Magazine Article


Converging at CES

“Say good-bye to red-eye!” Giordano said with a grin.

At a packed press conference on the first day of CES, the SanDisk Corporation released a bevy of new digital storage devices.

“The future of flash memory really is everywhere, all you have to do is walk the show” said SanDisk CEO and founder Eli Harari, citing the myriad of digital cameras, camera phones and PDAs that use some sort of flash storage.

On that note, SanDisk introduced the Cruzer Titanium, a new portable USB flash storage drive that the company described as “virtually indestructible.”

The Cruzer Titanium, a USB 2.0 flash drive is also, according to SanDisk, one of the fastest 2.0 drives on the market with a write speed rating of 13 megabytes per second and a read speed of 15 megabytes per second. Also making an appearance at CES were the new 512MB and 1GB Cruzer Mini embedded USB 2.0 high-speed “key chain” flash drives. The 1GB Cruzer Mini, according to SanDisk can transport up to 30 hours of digitally compressed music, more than 5 hours of MPEG-4 compressed video or more than 1,000 high-resolution digital images.

“The golden decade of flash storage is upon us,” Harari said.

Meanwhile, over in the “Flash Forward” digital imaging section of the Las Vegas Convention Center’s South Hall, Concord was showing off some affordably priced digicams. The 3MP Concord Eye-Q 3341z and the 4MP Concord Eye-Q 4360z offer a low cost, easy-to-use alternative to complicated, higher priced cameras from other manufacturers, explained Giovanni Zangrande, director of Marketing for Concord. The 3341z, priced at $179 and the 4360z, priced at $199 both include 3X optical zooms and AVI video.

The cameras’ low prices and competitive feature sets were certainly attracting some attention from some buyers. PTN was hustled out of a press room only minutes after we sat down to make way for a meeting between Concord and representatives from a major drugstore chain. Well, at least it was for a good cause!

In Konica Minolta’s private press room the news wasn’t so much about product, though the company did unveil two new 35mm film (yes, film!) SLRs, the Maxxum 50 and 70. The bigger news was that moving forward, all new product, including cameras, will be branded with the full “Konica Minolta” name. When the merger of the two companies was announced last year, the company said it would keep the Konica name for film sales and the Minolta brand for cameras. From now on though, almost all of their products will be released under the Konica Minolta name. For 35mm film cameras though, the name will remain “Minolta” to avoid confusion for lens owners, said Jon Sienkiewicz, vice president of Marketing, Konica Minolta’s Camera Division.

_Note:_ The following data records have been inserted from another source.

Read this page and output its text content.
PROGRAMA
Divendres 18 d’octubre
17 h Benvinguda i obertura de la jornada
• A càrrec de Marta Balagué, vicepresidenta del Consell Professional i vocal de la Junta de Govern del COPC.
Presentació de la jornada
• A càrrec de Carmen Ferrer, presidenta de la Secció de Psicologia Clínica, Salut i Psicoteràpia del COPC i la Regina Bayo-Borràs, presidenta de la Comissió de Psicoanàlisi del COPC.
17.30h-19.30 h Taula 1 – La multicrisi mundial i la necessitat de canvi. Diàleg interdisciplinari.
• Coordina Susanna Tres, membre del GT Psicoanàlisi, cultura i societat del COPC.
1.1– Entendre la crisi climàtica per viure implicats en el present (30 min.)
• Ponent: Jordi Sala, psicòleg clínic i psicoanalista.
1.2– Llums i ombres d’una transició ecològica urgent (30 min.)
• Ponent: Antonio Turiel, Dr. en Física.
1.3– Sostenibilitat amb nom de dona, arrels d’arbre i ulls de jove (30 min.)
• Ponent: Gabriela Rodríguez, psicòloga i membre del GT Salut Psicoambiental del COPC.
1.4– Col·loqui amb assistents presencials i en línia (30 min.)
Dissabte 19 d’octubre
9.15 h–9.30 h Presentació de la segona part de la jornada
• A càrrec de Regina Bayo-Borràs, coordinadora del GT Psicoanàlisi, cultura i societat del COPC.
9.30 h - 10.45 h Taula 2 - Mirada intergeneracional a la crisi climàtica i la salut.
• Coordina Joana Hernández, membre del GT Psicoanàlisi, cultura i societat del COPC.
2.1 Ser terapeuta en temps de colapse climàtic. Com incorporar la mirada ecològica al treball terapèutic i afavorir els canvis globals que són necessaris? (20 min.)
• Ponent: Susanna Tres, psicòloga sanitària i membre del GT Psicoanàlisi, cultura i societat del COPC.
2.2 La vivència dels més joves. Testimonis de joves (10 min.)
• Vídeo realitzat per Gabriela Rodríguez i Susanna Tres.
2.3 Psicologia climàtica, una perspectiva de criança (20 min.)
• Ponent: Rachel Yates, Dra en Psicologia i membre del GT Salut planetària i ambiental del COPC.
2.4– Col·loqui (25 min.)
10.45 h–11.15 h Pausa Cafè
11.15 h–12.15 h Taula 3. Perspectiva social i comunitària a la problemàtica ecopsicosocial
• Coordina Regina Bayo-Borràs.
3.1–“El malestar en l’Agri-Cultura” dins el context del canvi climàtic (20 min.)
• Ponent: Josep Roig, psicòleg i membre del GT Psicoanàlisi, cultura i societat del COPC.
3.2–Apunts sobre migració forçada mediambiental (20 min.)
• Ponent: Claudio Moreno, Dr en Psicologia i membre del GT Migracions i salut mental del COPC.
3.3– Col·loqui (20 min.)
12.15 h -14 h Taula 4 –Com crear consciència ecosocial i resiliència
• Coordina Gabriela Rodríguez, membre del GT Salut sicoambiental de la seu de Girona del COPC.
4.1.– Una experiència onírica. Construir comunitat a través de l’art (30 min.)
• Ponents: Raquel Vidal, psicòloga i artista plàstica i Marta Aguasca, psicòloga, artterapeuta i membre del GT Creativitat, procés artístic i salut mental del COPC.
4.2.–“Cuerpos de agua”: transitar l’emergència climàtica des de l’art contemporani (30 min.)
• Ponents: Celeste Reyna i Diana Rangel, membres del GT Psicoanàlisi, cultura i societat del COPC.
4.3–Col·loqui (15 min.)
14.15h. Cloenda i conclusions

At a conference room at the Venetian Hotel, Canon had perhaps the most to show of all the imaging companies at CES, with 20 new cameras slated for release by PMA. What peaked our interest most was the new Powershot Pro 1, an 8MP camera which will be the first Powershot to use an L-series lens, in this case a 28-200 wide angle zoom. The camera, which will be competing against several new 8MP cameras from other manufacturers, will retail for $1,199.

Also intriguing was the replacement model for the popular Canon EOS-1D digital SLR. The new camera, dubbed the EOS-1D Mark II was slated to be unveiled on January 29, 2004 to make it available to sports photographers for Super Bowl weekend. Clearly meant as an answer to Nikon’s much talked about D2H sports digital SLR, the Mark II will feature an 8.2MP CMOS sensor and the ability to shoot 8 1/2 frames per second. The camera also doubles the buffer of the 1D to 40 shots as well as doubling the battery life. It will feature two cards slots for both CompactFlash and SD card, zoom play back, and simultaneous recording of RAW and JPEG. Like the D2H, the 1D Mark II will support an attachment that will give it Wi-Fi capability for transmitting images without cables. It will list for $4,500 and will be available to the general public in March.

And finally, in the shadow of their fashion runway (created, no doubt, to correspond with their sponsorship of “Fashion Week” in New York), Olympus unveiled a host of new digital cameras of their own. What grabbed our attention in the six models they showed us were the 3MP D-540 Zoom and 4MP D-580 Zoom, two so-called “sweet spot” cameras, that offer 3X optical zooms and include their new TruePic Turbo image processors for faster processing speeds, making Olympus yet another manufacturer that’s joining the image processor wars. The D-540 retails for $199 and the D-580 for $299.

Olympus is also going head to head in the surprisingly competitive 8MP digital camera category with the C-8080 Wide Zoom, an 8MP, 5x optical camera targeting the prosumer with an advanced feature set, total manual control and a wide angle zoom (28mm to 140mm) lens. All of which should make for a very interesting PMA.